United Way kicks off campaign

Tiffin-Seneca United Way kicked off its campaign earlier this month with a higher financial goal than last year and organization leadership hope they can “make dreams come true.”

Pat DeMonte, executive director of the local United Way, said last year’s goal was $484,000, but $486,242.74 was raised. This year’s goal is $485,000.

She said the money is distributed to 21 partner agencies that work to improve the lives of community residents.

DeMonte said this year’s campaign slogan is “Be the one! Be a star! Make a difference where you are! Together we can make dreams come true!”

She said last year’s campaign vice chair, Rahat Ahmed, will serve as the campaign chair this year.

Ahmed, who is director of corporate and foundation relations at Tiffin University, said the campaign slogan came to her because of the Disney theme of wishing upon a star.

“I was thinking, maybe each and every one of us who donates, either money, their time, their skills … they are a star,” she said. “Some people need food, need clothes, need electricity or need help going to doctor … any wish that they make, each and every one of us can make their dreams come true.”

Ahmed will be assisted by vice chair Haley Thomas, who is director of sales and marketing at Ballreich’s.

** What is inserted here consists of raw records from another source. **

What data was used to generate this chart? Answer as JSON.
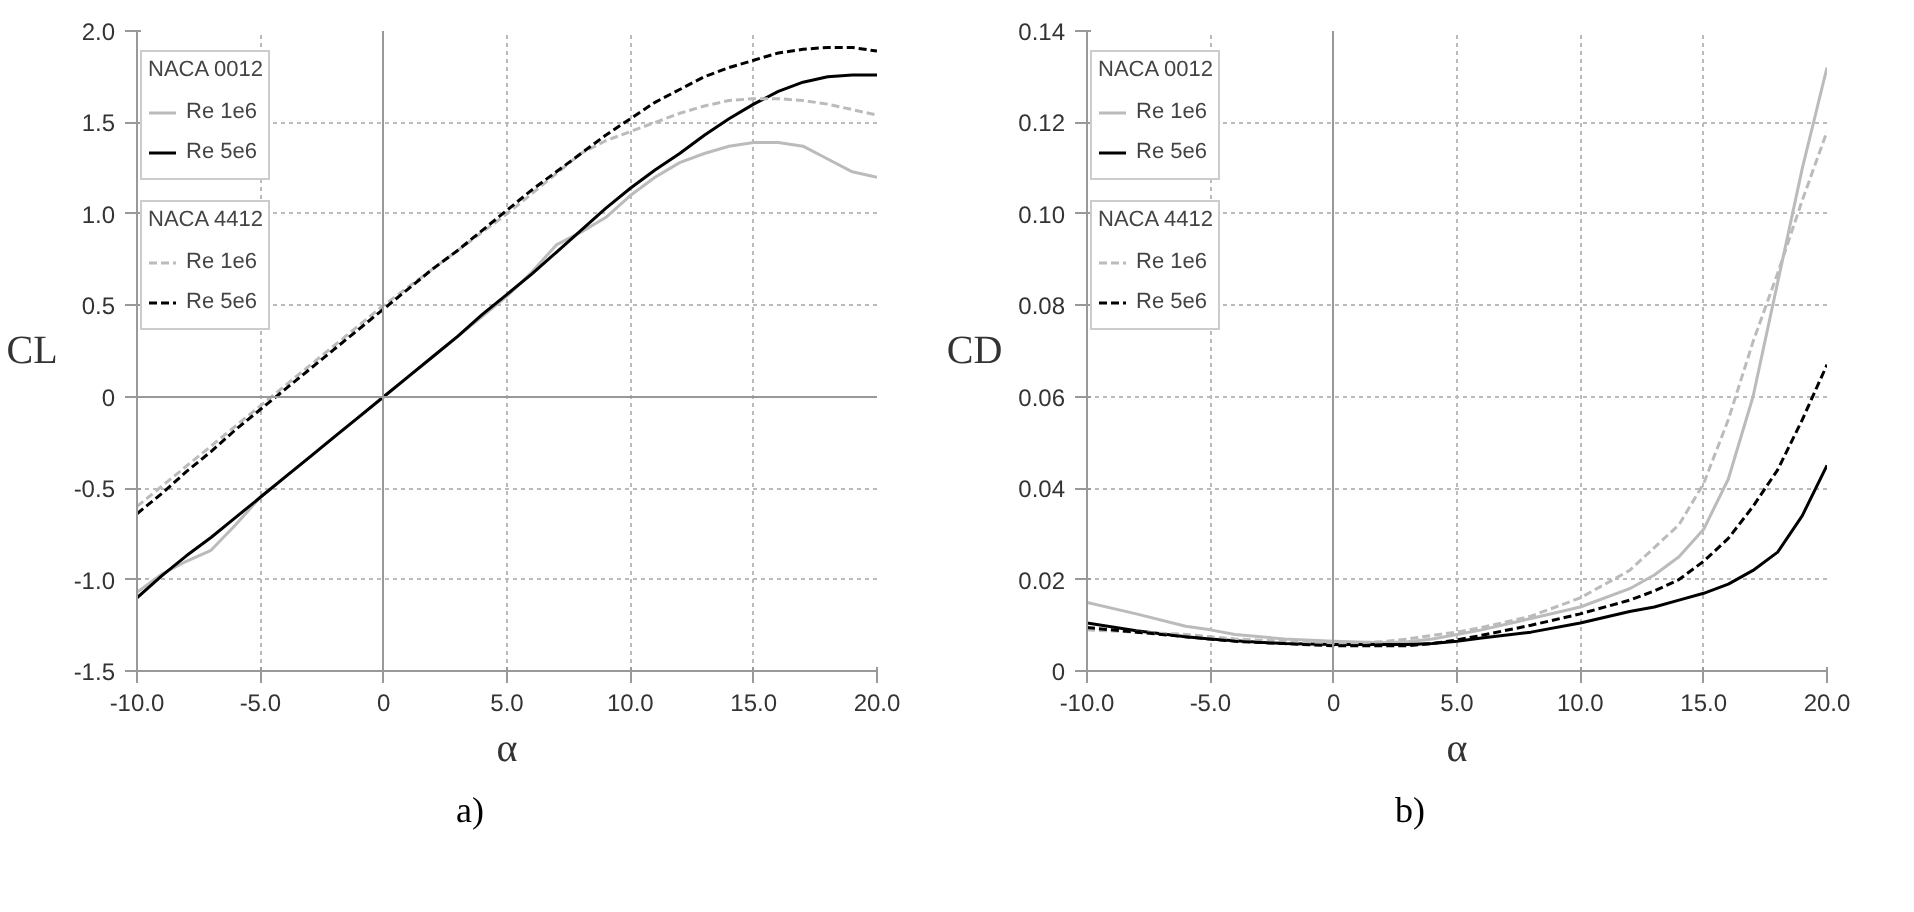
{
  "chart_data": [
    {
      "type": "line",
      "xlabel": "α",
      "ylabel": "CL",
      "annotations": [
        "NACA 0012",
        "NACA 4412",
        "a)"
      ],
      "x": [
        -10,
        -9,
        -8,
        -7,
        -6,
        -5,
        -4,
        -3,
        -2,
        -1,
        0,
        1,
        2,
        3,
        4,
        5,
        6,
        7,
        8,
        9,
        10,
        11,
        12,
        13,
        14,
        15,
        16,
        17,
        18,
        19,
        20
      ],
      "series": [
        {
          "name": "Re 1e6",
          "color": "#bbbbbb",
          "line_style": "solid",
          "values": [
            -1.07,
            -0.97,
            -0.9,
            -0.84,
            -0.7,
            -0.55,
            -0.44,
            -0.33,
            -0.22,
            -0.11,
            0,
            0.11,
            0.22,
            0.33,
            0.44,
            0.55,
            0.68,
            0.83,
            0.9,
            0.98,
            1.1,
            1.2,
            1.28,
            1.33,
            1.37,
            1.39,
            1.39,
            1.37,
            1.3,
            1.23,
            1.2
          ]
        },
        {
          "name": "Re 5e6",
          "color": "#000000",
          "line_style": "solid",
          "values": [
            -1.1,
            -0.98,
            -0.87,
            -0.77,
            -0.66,
            -0.55,
            -0.44,
            -0.33,
            -0.22,
            -0.11,
            0,
            0.11,
            0.22,
            0.33,
            0.45,
            0.56,
            0.67,
            0.79,
            0.91,
            1.03,
            1.14,
            1.24,
            1.33,
            1.43,
            1.52,
            1.6,
            1.67,
            1.72,
            1.75,
            1.76,
            1.76
          ]
        },
        {
          "name": "Re 1e6",
          "color": "#bbbbbb",
          "line_style": "dashed",
          "values": [
            -0.6,
            -0.49,
            -0.38,
            -0.27,
            -0.16,
            -0.05,
            0.06,
            0.17,
            0.28,
            0.39,
            0.5,
            0.6,
            0.7,
            0.8,
            0.9,
            1.0,
            1.11,
            1.22,
            1.33,
            1.4,
            1.45,
            1.5,
            1.55,
            1.59,
            1.62,
            1.63,
            1.63,
            1.62,
            1.6,
            1.57,
            1.54
          ]
        },
        {
          "name": "Re 5e6",
          "color": "#000000",
          "line_style": "dashed",
          "values": [
            -0.64,
            -0.53,
            -0.41,
            -0.3,
            -0.18,
            -0.07,
            0.04,
            0.15,
            0.26,
            0.37,
            0.48,
            0.59,
            0.7,
            0.8,
            0.91,
            1.02,
            1.13,
            1.23,
            1.33,
            1.43,
            1.52,
            1.61,
            1.68,
            1.75,
            1.8,
            1.84,
            1.88,
            1.9,
            1.91,
            1.91,
            1.89
          ]
        }
      ],
      "xlim": [
        -10,
        20
      ],
      "ylim": [
        -1.5,
        2.0
      ],
      "xticks": [
        {
          "value": -10,
          "label": "-10.0"
        },
        {
          "value": -5,
          "label": "-5.0"
        },
        0,
        {
          "value": 5,
          "label": "5.0"
        },
        {
          "value": 10,
          "label": "10.0"
        },
        {
          "value": 15,
          "label": "15.0"
        },
        {
          "value": 20,
          "label": "20.0"
        }
      ],
      "yticks": [
        -1.5,
        {
          "value": -1,
          "label": "-1.0"
        },
        -0.5,
        0,
        0.5,
        {
          "value": 1,
          "label": "1.0"
        },
        1.5,
        {
          "value": 2,
          "label": "2.0"
        }
      ],
      "grid": true,
      "legend": "top left",
      "marker": "none"
    },
    {
      "type": "line",
      "xlabel": "α",
      "ylabel": "CD",
      "annotations": [
        "NACA 0012",
        "NACA 4412",
        "b)"
      ],
      "x": [
        -10,
        -8,
        -6,
        -5,
        -4,
        -2,
        0,
        2,
        3,
        4,
        5,
        6,
        8,
        10,
        12,
        13,
        14,
        15,
        16,
        17,
        18,
        19,
        20
      ],
      "series": [
        {
          "name": "Re 1e6",
          "color": "#bbbbbb",
          "line_style": "solid",
          "values": [
            0.015,
            0.0125,
            0.0098,
            0.009,
            0.008,
            0.007,
            0.0065,
            0.0062,
            0.0064,
            0.007,
            0.008,
            0.009,
            0.0115,
            0.014,
            0.018,
            0.021,
            0.025,
            0.031,
            0.042,
            0.06,
            0.085,
            0.11,
            0.132
          ]
        },
        {
          "name": "Re 5e6",
          "color": "#000000",
          "line_style": "solid",
          "values": [
            0.0105,
            0.0088,
            0.0075,
            0.007,
            0.0066,
            0.006,
            0.0058,
            0.0058,
            0.0058,
            0.006,
            0.0065,
            0.0072,
            0.0085,
            0.0105,
            0.013,
            0.014,
            0.0155,
            0.017,
            0.019,
            0.022,
            0.026,
            0.034,
            0.045
          ]
        },
        {
          "name": "Re 1e6",
          "color": "#bbbbbb",
          "line_style": "dashed",
          "values": [
            0.009,
            0.0085,
            0.008,
            0.0075,
            0.007,
            0.0065,
            0.006,
            0.0064,
            0.007,
            0.0078,
            0.0085,
            0.0095,
            0.012,
            0.016,
            0.022,
            0.027,
            0.032,
            0.041,
            0.055,
            0.072,
            0.087,
            0.103,
            0.118
          ]
        },
        {
          "name": "Re 5e6",
          "color": "#000000",
          "line_style": "dashed",
          "values": [
            0.0095,
            0.0085,
            0.0075,
            0.007,
            0.0065,
            0.006,
            0.0055,
            0.0055,
            0.0055,
            0.006,
            0.0068,
            0.0078,
            0.01,
            0.0125,
            0.0155,
            0.0175,
            0.02,
            0.024,
            0.029,
            0.036,
            0.044,
            0.055,
            0.067
          ]
        }
      ],
      "xlim": [
        -10,
        20
      ],
      "ylim": [
        0,
        0.14
      ],
      "xticks": [
        {
          "value": -10,
          "label": "-10.0"
        },
        {
          "value": -5,
          "label": "-5.0"
        },
        0,
        {
          "value": 5,
          "label": "5.0"
        },
        {
          "value": 10,
          "label": "10.0"
        },
        {
          "value": 15,
          "label": "15.0"
        },
        {
          "value": 20,
          "label": "20.0"
        }
      ],
      "yticks": [
        0,
        0.02,
        0.04,
        0.06,
        0.08,
        {
          "value": 0.1,
          "label": "0.10"
        },
        0.12,
        0.14
      ],
      "grid": true,
      "legend": "top left",
      "marker": "none"
    }
  ]
}
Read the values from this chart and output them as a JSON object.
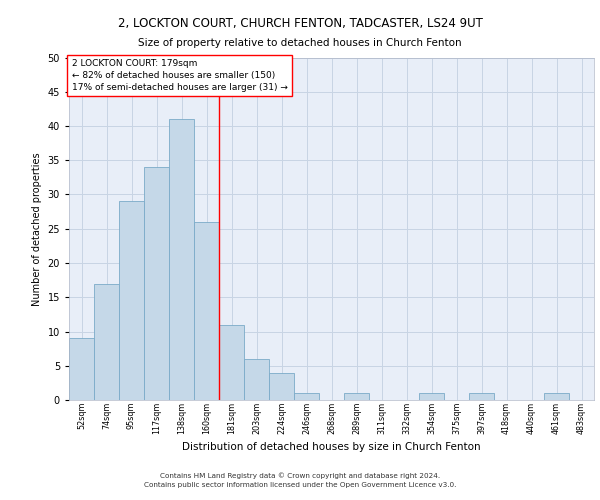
{
  "title1": "2, LOCKTON COURT, CHURCH FENTON, TADCASTER, LS24 9UT",
  "title2": "Size of property relative to detached houses in Church Fenton",
  "xlabel": "Distribution of detached houses by size in Church Fenton",
  "ylabel": "Number of detached properties",
  "bin_labels": [
    "52sqm",
    "74sqm",
    "95sqm",
    "117sqm",
    "138sqm",
    "160sqm",
    "181sqm",
    "203sqm",
    "224sqm",
    "246sqm",
    "268sqm",
    "289sqm",
    "311sqm",
    "332sqm",
    "354sqm",
    "375sqm",
    "397sqm",
    "418sqm",
    "440sqm",
    "461sqm",
    "483sqm"
  ],
  "bar_heights": [
    9,
    17,
    29,
    34,
    41,
    26,
    11,
    6,
    4,
    1,
    0,
    1,
    0,
    0,
    1,
    0,
    1,
    0,
    0,
    1,
    0
  ],
  "bar_color": "#c5d8e8",
  "bar_edge_color": "#7aaac8",
  "property_label": "2 LOCKTON COURT: 179sqm",
  "vline_x": 5.5,
  "annotation_line1": "2 LOCKTON COURT: 179sqm",
  "annotation_line2": "← 82% of detached houses are smaller (150)",
  "annotation_line3": "17% of semi-detached houses are larger (31) →",
  "ylim": [
    0,
    50
  ],
  "yticks": [
    0,
    5,
    10,
    15,
    20,
    25,
    30,
    35,
    40,
    45,
    50
  ],
  "grid_color": "#c8d4e4",
  "background_color": "#e8eef8",
  "footer1": "Contains HM Land Registry data © Crown copyright and database right 2024.",
  "footer2": "Contains public sector information licensed under the Open Government Licence v3.0."
}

Ahmed quoted Mahatma Gandhi when discussing the significance of giving back to the community.

“The best way to find yourself it to lose yourself in the service of others,” she said. “There are not enough words to describe the significance of giving back to your community and helping to make someone else’s dreams come true.”

Ahmed, who has been involved with United Way for 17 years, said she is excited for this year’s campaign.

“I truly, absolutely believe if we help United Way, we can make significant and positive change in somebody’s life,” she said. “There’s so much need in this community right now.”

Thomas said the United Way is an “amazing” organization that touches the hearts of so many in the community.

“We provide those in need with assets they truly need to be successful, improving one life at a time,” she said.

DeMonte said the campaign kicked off Oct. 2 with a fundraiser and she said several companies already had begun seeking donations.

She said she hopes for local donations to come in by Dec. 31, but the end of the campaign is March 31.

DeMonte said each of the organizations that receive funding through United Way must work to improve people’s lives through at least one of four impact areas. She said they include education, health, income stability and safety net services.

DeMonte said the organization helps with education by providing youth programs, training and teaching to children.

“To help them become future leaders and to guide our youth to become better individuals,” she said, before adding that the Read to Succeed program is an example of an organization using funding to provide educational help to struggling students.

DeMonte said the local YMCA is an example of an organization helping to focus on health.

“They are always promoting healthy living, healthy eating and exercise,” she said. “They are helping to make a healthier community.”

DeMonte also said a backpack program provides food to children in school who may not have enough food. She said 550 children in the community have received groceries to keep them from going hungry.

DeMonte said the income stability impact area is tackled by the United Way and partner agencies by providing financial help to people to help pay bills, pay rent or buy food. The Salvation Army is one example, she said.

DeMonte said The Red Cross and other organizations provide safety net services in times of unforeseen disasters.

“Each one of our impact agencies have to align with one or more of those impact areas,” she said.

“When we help others, we are making an impact on their life and on our own, whether we realize it or not,” she said. “We need the help of the whole community.”

DeMonte said every dollar counts.

“It’s not like you have to give $1,000,” she said. “If someone donated $1 per pay, it would help children start school ready to learn by purchasing school supplies for them. If someone donated $2 per pay, it would provide weekend backpacks with groceries for children who may otherwise go hungry. What a difference that would make.”

DeMonte said giving to the United Way is giving to the community.

“We focus not just on fundraising, but making an impact on our community and improving the lives of residents,” she said. “That’s what we do.”

DeMonte said donations are tax-deductible.